O Estado pode reivindicar o monopólio dos meios de coerção legítima, mas raramente atinge um monopólio absoluto da coerção na prática. No século 21, grupos criminosos privados bem armados são atores significativos na economia global. E empresas legais podem usar a coerção, por exemplo, empresas de retomada de posse, agentes de fiança e empresas de segurança privada. A ideia de que as transações de mercado são sempre puramente voluntárias e consensuais é desmentida pela realidade e pela história do capitalismo.

Como consequência dessa dicotomia simplista que vê o mercado como puro e moral e o Estado como coercitivo e parasitário, Milei articula um segundo princípio enganoso: não há falhas de mercado. Ele apresenta esse argumento invocando uma definição casuística. Porque “o mercado é um mecanismo de cooperação social, onde você troca voluntariamente direitos de propriedade… falar de uma falha de mercado é um oxímoro”.

Mas isso contradiz a observação empírica e a teoria econômica. Os mercados respondem à demanda efetiva (o dinheiro que as pessoas têm para gastar) e regularmente subproduzem bens e serviços que as pessoas desejam: por exemplo, tratamento médico para os pobres ou habitação acessível para os jovens. E o professor Joseph Stiglitz ganhou o Prêmio Nobel de Economia em 2001, em parte, por seu trabalho mostrando a ubiquidade das falhas de mercado. Afirmar que os mercados não podem falhar por definição é uma forma perversa de fundamentalismo de mercado.

Milei também adota um terceiro princípio, defendido por Friedrich von Hayek em O Caminho da Servidão, de que qualquer intervenção do Estado nos mercados inevitavelmente arrasta as sociedades ao longo do “caminho da servidão”.

Cidadãos de Buenos Aires em estação de trem, em imagem de 30 de maio. Argentinos esperam que política de austeridade radical no país se converta em crescimento econômico e bem-estar Foto: Tomas Cuesta/Reuters

Isso é um artigo de fé para muitos adeptos da escola austríaca de economia, mas é contradito pela história econômica. A afirmação de Hayek de que qualquer forma de regulamentação estatal ou medidas de Estado de bem-estar social levam inevitavelmente ao totalitarismo foi demonstrada como falsa na Europa, onde o tamanho do Estado de bem-estar variou entre os países e flutuou dentro deles sem qualquer tendência inevitável à asfixia dos mercados ou das liberdades individuais.

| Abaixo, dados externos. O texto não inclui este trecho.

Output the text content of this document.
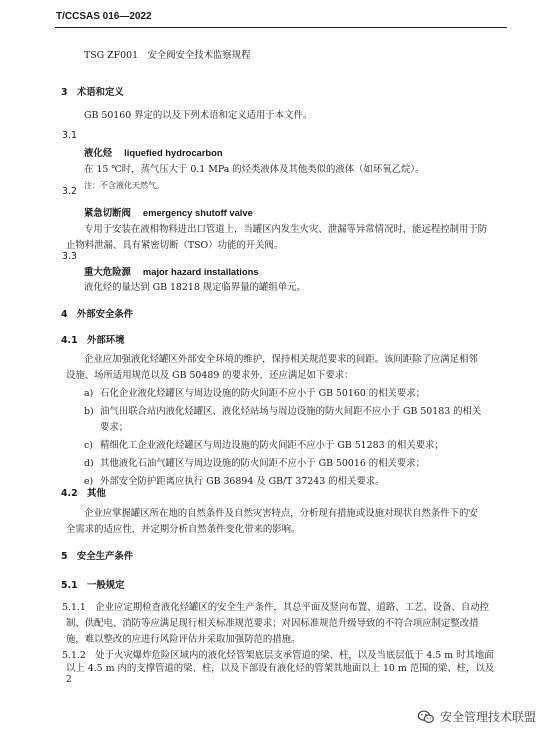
T/CCSAS 016—2022
TSG ZF001　安全阀安全技术监察规程
3　术语和定义
GB 50160 界定的以及下列术语和定义适用于本文件。
3.1
液化烃 liquefied hydrocarbon
在 15 ℃时，蒸气压大于 0.1 MPa 的烃类液体及其他类似的液体（如环氧乙烷）。
注：不含液化天然气。
3.2
紧急切断阀 emergency shutoff valve
专用于安装在液相物料进出口管道上，当罐区内发生火灾、泄漏等异常情况时，能远程控制用于防
止物料泄漏、具有紧密切断（TSO）功能的开关阀。
3.3
重大危险源 major hazard installations
液化烃的量达到 GB 18218 规定临界量的罐组单元。
4　外部安全条件
4.1　外部环境
企业应加强液化烃罐区外部安全环境的维护，保持相关规范要求的间距。该间距除了应满足相邻
设施、场所适用规范以及 GB 50489 的要求外，还应满足如下要求：
a) 石化企业液化烃罐区与周边设施的防火间距不应小于 GB 50160 的相关要求；
b) 油气田联合站内液化烃罐区、液化烃站场与周边设施的防火间距不应小于 GB 50183 的相关
要求；
c) 精细化工企业液化烃罐区与周边设施的防火间距不应小于 GB 51283 的相关要求；
d) 其他液化石油气罐区与周边设施的防火间距不应小于 GB 50016 的相关要求；
e) 外部安全防护距离应执行 GB 36894 及 GB/T 37243 的相关要求。
4.2　其他
企业应掌握罐区所在地的自然条件及自然灾害特点，分析现有措施或设施对现状自然条件下的安
全需求的适应性，并定期分析自然条件变化带来的影响。
5　安全生产条件
5.1　一般规定
5.1.1　企业应定期检查液化烃罐区的安全生产条件，其总平面及竖向布置、道路、工艺、设备、自动控
制、供配电、消防等应满足现行相关标准规范要求；对因标准规范升级导致的不符合项应制定整改措
施，难以整改的应进行风险评估并采取加强防范的措施。
5.1.2　处于火灾爆炸危险区域内的液化烃管架底层支承管道的梁、柱，以及当底层低于 4.5 m 时其地面
以上 4.5 m 内的支撑管道的梁、柱，以及下部设有液化烃的管架其地面以上 10 m 范围的梁、柱，以及
2
安全管理技术联盟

As reformas econômicas realizadas pelo presidente Reagan nos Estados Unidos (1981-1989) e por Margaret Thatcher no Reino Unido (1979-1990), inspiradas em parte por Von Hayek, contradizem sua ideia sobre a inevitabilidade do aumento do controle estatal.

Nas democracias, as fronteiras entre Estados e mercados podem ser redesenhadas a cada geração. E nas economias do século 21, a ideia de que os mercados podem funcionar bem sem nenhuma regulamentação – sem testes para novos medicamentos, sem proibições ao trabalho infantil, sem padrões de segurança – é absurda. Em muitos casos, as regulamentações são exigidas por investidores privados. Na privatização do setor de telecomunicações na América Latina nos anos 1990, muitos investidores privados exigiram regulamentação para poder prever seus ganhos futuros; o Estado foi levado ao trabalho de regular as novas empresas de telecomunicações pelas próprias empresas.

Um quarto princípio que Milei defende é que qualquer um que não seja um fundamentalista extremo do mercado é um “coletivista” e um inimigo do “Ocidente”.

Socialistas, social-democratas, democratas cristãos, teóricos do mercado social, progressistas – qualquer um que acredita em tributação progressiva, redes de segurança social e na necessidade de alguns bens públicos – são comunistas cuja ideologia é baseada na inveja, no ressentimento, no ódio e no roubo.

As pessoas no setor privado são “heróis”, mas as pessoas que trabalham para o Estado são burocratas tentando impor sua vontade sobre os outros ou membros parasitários da “casta” política.

De alguma forma, Milei se exclui dessas generalizações, embora esteja na folha de pagamento do setor público. Ele aparentemente quer que acreditemos que ele é motivado pelas intenções mais puras, enquanto todos ao seu redor no aparato estatal querem intimidar e roubar outras pessoas para ganho próprio.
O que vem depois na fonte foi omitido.